US Embassy’s Deputy Chief of Mission (DCM) met with a Vatican official in the days after the earthquake to discuss Church losses and responses.
A January 20, 2010, cable reports, “In discussions with DCM over the past few days, senior Vatican officials said they were dismayed about media reports that deposed Haitian leader—and former priest—Jean Bertrand Aristide wished to return to Haiti.... The Vatican's Assesor (deputy chief of staff equivalent), Msgr. Peter Wells, said Aristide's presence would distract from the relief efforts and could become destabilizing.”
Then the Vatican’s Undersecretary for Relations with States, Msgr. Ettore Balestrero, conferred with Archbishop Bernardito Auza in Haiti, who “agreed emphatically that Aristide's return would be a disaster.” Balestrero “then conveyed Auza's views to Archbishop Greene in South Africa, and asked him also to look for ways to get this message convincingly to Aristide. DCM suggested that Greene also convey this message to the SAG [South African government].”
The Vatican’s position on Aristide’s return was augured in earlier cables. In November 2003, three months before the bloody February 2004 coup against Aristide, a US political officer met with the Vatican’s MFA Caribbean Affairs Office Director Giorgio Lingua. He said that “effecting change in Haiti should be easier than in Cuba,” reported US Chargé d'Affaires Brent Hardt in a November 14, 2003, cable. “Unlike Castro, Lingua observed, Aristide is not ideologically motivated. ‘This is one person—not a system,’ he added.”
Shortly after the coup, on March 5, 2004, US Ambassador to the Vatican James Nicholson wrote a cable reporting that the Holy See’s Deputy Foreign Minister had “no regret at Aristide's departure, noting that the former priest had been an active proponent of voodoo.”
A Hero’s Welcome
Aristide ultimately returned to Haiti on March 18, 2011, despite personal calls by President Obama and UN Secretary General Ban Ki-moon to South Africa’s President Jacob Zuma to stop him. They argued he would disrupt Haiti’s imminent elections.
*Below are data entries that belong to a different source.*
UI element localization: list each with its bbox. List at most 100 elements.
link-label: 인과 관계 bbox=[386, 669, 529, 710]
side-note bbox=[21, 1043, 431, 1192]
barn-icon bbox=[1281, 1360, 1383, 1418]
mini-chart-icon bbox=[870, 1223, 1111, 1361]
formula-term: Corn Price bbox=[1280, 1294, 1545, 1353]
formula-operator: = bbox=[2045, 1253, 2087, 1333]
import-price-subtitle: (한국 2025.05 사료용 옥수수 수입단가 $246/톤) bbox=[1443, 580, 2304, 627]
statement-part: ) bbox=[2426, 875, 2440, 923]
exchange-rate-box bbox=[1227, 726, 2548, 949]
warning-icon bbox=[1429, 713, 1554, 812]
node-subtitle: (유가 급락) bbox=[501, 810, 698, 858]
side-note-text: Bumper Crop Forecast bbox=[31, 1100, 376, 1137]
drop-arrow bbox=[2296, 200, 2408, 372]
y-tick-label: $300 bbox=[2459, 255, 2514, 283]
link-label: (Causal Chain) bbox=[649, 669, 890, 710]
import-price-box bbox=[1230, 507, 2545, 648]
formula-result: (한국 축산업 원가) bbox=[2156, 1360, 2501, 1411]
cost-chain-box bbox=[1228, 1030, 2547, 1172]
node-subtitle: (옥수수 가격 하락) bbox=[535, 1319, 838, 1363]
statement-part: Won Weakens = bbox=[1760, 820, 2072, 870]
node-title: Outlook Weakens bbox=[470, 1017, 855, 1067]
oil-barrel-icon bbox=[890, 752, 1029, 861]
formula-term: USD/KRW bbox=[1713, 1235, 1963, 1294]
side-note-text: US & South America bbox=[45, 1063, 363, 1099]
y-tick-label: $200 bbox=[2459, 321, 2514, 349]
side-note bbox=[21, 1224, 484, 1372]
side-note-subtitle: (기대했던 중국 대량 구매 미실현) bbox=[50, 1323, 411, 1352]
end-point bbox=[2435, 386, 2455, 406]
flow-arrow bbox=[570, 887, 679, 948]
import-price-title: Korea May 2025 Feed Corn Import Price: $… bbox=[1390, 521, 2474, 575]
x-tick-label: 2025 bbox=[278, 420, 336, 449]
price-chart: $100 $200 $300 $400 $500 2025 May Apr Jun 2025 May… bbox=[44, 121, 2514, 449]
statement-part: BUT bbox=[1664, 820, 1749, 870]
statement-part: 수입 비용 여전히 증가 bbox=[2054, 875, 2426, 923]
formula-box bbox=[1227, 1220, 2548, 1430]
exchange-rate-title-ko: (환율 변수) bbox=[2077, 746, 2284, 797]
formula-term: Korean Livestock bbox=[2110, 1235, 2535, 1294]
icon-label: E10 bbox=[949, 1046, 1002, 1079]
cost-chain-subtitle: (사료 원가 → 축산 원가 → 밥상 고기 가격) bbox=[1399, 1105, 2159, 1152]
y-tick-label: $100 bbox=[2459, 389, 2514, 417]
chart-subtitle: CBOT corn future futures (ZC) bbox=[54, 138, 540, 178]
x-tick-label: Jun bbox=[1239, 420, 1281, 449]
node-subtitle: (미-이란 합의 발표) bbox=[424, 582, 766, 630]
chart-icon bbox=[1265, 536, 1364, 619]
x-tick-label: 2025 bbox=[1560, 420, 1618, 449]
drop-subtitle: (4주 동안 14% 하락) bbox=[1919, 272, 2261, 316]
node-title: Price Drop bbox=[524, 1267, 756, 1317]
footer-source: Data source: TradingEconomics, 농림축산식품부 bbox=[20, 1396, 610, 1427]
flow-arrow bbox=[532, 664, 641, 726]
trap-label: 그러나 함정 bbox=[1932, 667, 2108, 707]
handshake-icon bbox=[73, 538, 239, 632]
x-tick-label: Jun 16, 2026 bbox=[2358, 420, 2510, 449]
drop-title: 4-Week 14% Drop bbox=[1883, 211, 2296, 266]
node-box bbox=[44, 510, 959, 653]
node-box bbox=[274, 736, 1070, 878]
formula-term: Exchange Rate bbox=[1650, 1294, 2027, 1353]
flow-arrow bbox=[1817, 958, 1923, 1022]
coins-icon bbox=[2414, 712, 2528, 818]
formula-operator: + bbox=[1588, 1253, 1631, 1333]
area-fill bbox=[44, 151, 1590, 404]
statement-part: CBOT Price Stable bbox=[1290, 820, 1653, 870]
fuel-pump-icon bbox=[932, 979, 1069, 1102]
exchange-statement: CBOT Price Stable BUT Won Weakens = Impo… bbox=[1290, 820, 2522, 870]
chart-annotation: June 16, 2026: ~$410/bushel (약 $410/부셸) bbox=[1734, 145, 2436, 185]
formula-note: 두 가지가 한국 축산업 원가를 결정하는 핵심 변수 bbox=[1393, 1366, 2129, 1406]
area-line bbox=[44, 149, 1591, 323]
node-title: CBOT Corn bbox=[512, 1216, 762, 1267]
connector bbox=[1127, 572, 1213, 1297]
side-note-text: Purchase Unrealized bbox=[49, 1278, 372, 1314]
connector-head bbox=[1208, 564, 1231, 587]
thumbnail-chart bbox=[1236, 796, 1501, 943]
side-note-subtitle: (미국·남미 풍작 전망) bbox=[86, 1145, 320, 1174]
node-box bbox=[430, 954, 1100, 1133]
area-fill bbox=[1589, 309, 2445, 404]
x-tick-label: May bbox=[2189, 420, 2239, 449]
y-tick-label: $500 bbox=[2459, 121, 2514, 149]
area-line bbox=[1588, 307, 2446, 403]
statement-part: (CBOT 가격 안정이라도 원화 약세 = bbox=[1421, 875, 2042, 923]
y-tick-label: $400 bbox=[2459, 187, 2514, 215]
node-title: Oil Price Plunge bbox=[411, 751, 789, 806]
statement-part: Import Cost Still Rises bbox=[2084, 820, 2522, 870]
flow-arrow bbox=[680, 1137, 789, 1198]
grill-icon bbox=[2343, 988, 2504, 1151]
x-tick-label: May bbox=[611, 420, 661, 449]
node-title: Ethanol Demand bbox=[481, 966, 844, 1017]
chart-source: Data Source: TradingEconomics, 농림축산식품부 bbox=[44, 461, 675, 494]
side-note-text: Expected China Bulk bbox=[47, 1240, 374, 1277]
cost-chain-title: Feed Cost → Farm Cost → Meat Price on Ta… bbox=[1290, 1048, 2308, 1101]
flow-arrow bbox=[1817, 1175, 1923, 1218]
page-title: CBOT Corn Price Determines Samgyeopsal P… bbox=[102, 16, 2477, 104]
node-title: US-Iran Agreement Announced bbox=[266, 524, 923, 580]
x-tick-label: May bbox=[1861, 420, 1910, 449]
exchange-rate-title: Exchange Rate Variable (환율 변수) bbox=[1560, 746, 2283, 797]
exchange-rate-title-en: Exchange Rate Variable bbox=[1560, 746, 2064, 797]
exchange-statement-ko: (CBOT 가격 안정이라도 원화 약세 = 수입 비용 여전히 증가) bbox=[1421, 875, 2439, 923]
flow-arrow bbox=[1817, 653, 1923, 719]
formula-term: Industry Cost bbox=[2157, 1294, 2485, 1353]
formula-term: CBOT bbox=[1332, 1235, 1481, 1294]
“The problem is exclusion, and the solution is inclusion,” Aristide said during a brief return speech at the airport after landing. Then he made his only reference, however oblique, to that week’s elections from which his party was barred: “The exclusion of Fanmi Lavalas is the exclusion of the majority.”
Two days later, the second round of Haiti’s elections went off relatively smoothly, but with historically low voter participation. Some polling stations in Port-au-Prince were empty, with stacks of ballot sheets piled high, hours before they closed. Less than 24 percent of registered voters went to their polls, according to official statistics. Other observers say the turnout was much less.
On the morning of Aristide’s return in Port-au-Prince, thousands massed outside the airport in an exuberant, spontaneous demonstration. They jogged alongside his motorcade waving Haitian flags and placards bearing Aristide’s visage, then scaled the fence surrounding Aristide’s home and poured into its yard until there was no room left to move. The crowd even climbed the walls and covered the roof.
Sitting in an SUV just twenty feet from the door to his hastily repaired but mostly empty house, Aristide and his family waited until a crew of Haitian policeman managed to clear what resembled a pathway through the crowd. First his wife and two daughters emerged from the car and dashed inside the home.
Finally Aristide, diminutive in a sharp blue suit, stood up in the car doorway and waved. The crowd roared in excitement and surged around him. The path to the door vanished. His security grabbed him and shouldered their way through the sea of humanity until they got him to the house’s door, through which he popped like a cork, clutching his glasses in his hands.
After a coup, kidnapping, exile, diplomatic intrigue and his rapturous welcome, Aristide was finally home.